The income statements of the company’s foreign operations are translated at the monthly average rates. Assets and liabilities of the company’s foreign operations are translated at exchange rates at the balance sheet date. These translation adjustments are not included in determining net income for the period but are disclosed and accumulated in a separate component of stockholders’ equity. Exchange gains and losses on foreign currency transactions are included in determining net income for the period in which they occur. These transactions amounted to a loss of $8.7 million, loss of $28.1 million and a gain of $0.3 million in 2023, 2022 and 2021, respectively, and are included in other expense on the statements of earnings.

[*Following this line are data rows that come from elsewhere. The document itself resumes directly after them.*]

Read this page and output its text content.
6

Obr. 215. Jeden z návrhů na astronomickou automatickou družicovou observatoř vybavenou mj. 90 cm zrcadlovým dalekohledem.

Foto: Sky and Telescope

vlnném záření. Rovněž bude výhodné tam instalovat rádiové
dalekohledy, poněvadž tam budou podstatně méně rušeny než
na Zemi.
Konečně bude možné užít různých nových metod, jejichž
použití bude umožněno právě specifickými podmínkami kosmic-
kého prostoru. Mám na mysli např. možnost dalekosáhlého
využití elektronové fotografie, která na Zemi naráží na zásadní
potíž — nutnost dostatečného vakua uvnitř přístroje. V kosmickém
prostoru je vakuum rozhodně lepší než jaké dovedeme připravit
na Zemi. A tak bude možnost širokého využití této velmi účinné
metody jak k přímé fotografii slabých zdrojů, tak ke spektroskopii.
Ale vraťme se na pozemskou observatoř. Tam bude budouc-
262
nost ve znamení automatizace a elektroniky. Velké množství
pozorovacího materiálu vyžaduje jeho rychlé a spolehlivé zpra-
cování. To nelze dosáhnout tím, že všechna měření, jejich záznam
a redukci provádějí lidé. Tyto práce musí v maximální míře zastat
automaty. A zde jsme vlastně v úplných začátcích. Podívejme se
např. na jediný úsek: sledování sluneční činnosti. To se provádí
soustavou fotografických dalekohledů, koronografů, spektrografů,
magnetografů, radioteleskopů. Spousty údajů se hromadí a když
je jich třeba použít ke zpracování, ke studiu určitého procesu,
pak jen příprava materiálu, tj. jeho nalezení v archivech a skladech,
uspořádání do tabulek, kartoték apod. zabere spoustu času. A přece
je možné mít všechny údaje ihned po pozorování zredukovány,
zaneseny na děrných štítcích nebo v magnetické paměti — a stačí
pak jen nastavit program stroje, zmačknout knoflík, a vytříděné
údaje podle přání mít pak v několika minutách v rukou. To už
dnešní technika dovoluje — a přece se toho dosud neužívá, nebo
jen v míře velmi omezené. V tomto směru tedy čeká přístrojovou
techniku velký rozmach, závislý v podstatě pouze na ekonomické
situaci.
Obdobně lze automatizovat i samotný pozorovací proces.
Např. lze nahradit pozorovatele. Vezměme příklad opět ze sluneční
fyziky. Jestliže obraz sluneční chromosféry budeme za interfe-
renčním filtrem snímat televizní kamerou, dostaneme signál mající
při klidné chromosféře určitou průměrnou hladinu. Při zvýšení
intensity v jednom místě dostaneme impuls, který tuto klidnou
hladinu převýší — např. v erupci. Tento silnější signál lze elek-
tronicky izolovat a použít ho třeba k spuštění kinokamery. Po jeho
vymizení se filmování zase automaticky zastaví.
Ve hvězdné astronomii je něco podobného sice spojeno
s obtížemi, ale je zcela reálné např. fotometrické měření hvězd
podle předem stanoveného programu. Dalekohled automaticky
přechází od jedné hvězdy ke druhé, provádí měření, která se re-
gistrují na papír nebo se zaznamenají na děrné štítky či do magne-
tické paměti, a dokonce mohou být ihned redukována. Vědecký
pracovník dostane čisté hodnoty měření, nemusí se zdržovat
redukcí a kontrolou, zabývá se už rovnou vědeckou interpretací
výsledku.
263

(l)Shipping and Handling Costs

Fees billed to the customer for shipping and handling are classified as a component of net revenues. Shipping and handling costs are included in cost of products sold.
 
(m)Warranty Costs

In the normal course of business, the company issues product warranties for specific product lines and provides for the estimated future warranty cost in the period in which the sale is recorded. The estimate of warranty cost is based on contract terms and historical warranty loss experience that is periodically adjusted for recent actual experience. Because warranty estimates are forecasts that are based on the best available information, claims costs may differ from amounts provided. Adjustments to initial obligations for warranties are made as changes in the obligations become reasonably estimable.
 
A rollforward of the warranty reserve for the fiscal years 2023 and 2022 are as follows (in thousands):
 20232022
Beginning balance$82,096 $80,215 
Warranty reserve related to acquisitions595 3,607 
Warranty expense89,122 70,774 
Warranty claims paid(82,774)(72,500)
Ending balance$89,039 $82,096 

(n)Research and Development Costs

Research and development costs, included in cost of sales in the consolidated statements of earnings, are charged to expense when incurred. These costs were $53.1 million, $48.9 million and $41.8 million in fiscal 2023, 2022 and 2021, respectively.
 
(o)Non-Cash Share-Based Compensation

The company's 2021 Stock Incentive Plan (the "2021 Plan"), allows for the granting of stock options, stock appreciation rights, restricted stock and restricted stock units, performance stock, phantom units and other equity-based awards. The company estimates the fair value of restricted stock grants, restricted stock units and performance stock units at the time of grant and recognizes compensation costs over the vesting period of the grants. The expense, net of forfeitures, is recognized using the straight-line method. Non-cash share-based compensation expense is only recognized for those grants expected to vest. See Note 6, "Common and Preferred Stock," for further information on the company's share-based incentive plans.
(p)Earnings Per Share

“Basic earnings per share” is calculated based upon the weighted average number of common shares actually outstanding, and “diluted earnings per share” is calculated based upon the weighted average number of common shares outstanding and other dilutive securities.
 
The company’s potentially dilutive securities amounted to 509,000, 852,000 and 1,449,000 for fiscal 2023, 2022 and 2021, respectively. The company's potentially dilutive securities consist of shares issuable on vesting of restricted stock units computed using the treasury method and amounted to approximately 67,000, 73,000 and 56,000 for fiscal 2023, 2022 and 2021, respectively. During fiscal 2023 2022 and 2021, the average market price of the company's common stock exceeded the exercise price of the Convertible Notes (as defined below) resulting in approximately 442,000, 779,000 and 1,393,000 diluted common stock equivalents to be included in the diluted net earnings per share, respectively. There have been no material conversions to date. See Note 5, Financing Arrangements, in these Notes to the Consolidated Financial Statements for further details on the Convertible Notes. There were no anti-dilutive equity awards excluded from common stock equivalents for 2023, 2022 or 2021.
 
(q)Consolidated Statements of Cash Flows

Cash paid for interest was $119.2 million, $77.2 million and $50.6 million in fiscal 2023, 2022 and 2021, respectively. Cash payments totaling $139.7 million, $114.0 million, and $125.8 million were made for income taxes during fiscal 2023, 2022 and 2021, respectively.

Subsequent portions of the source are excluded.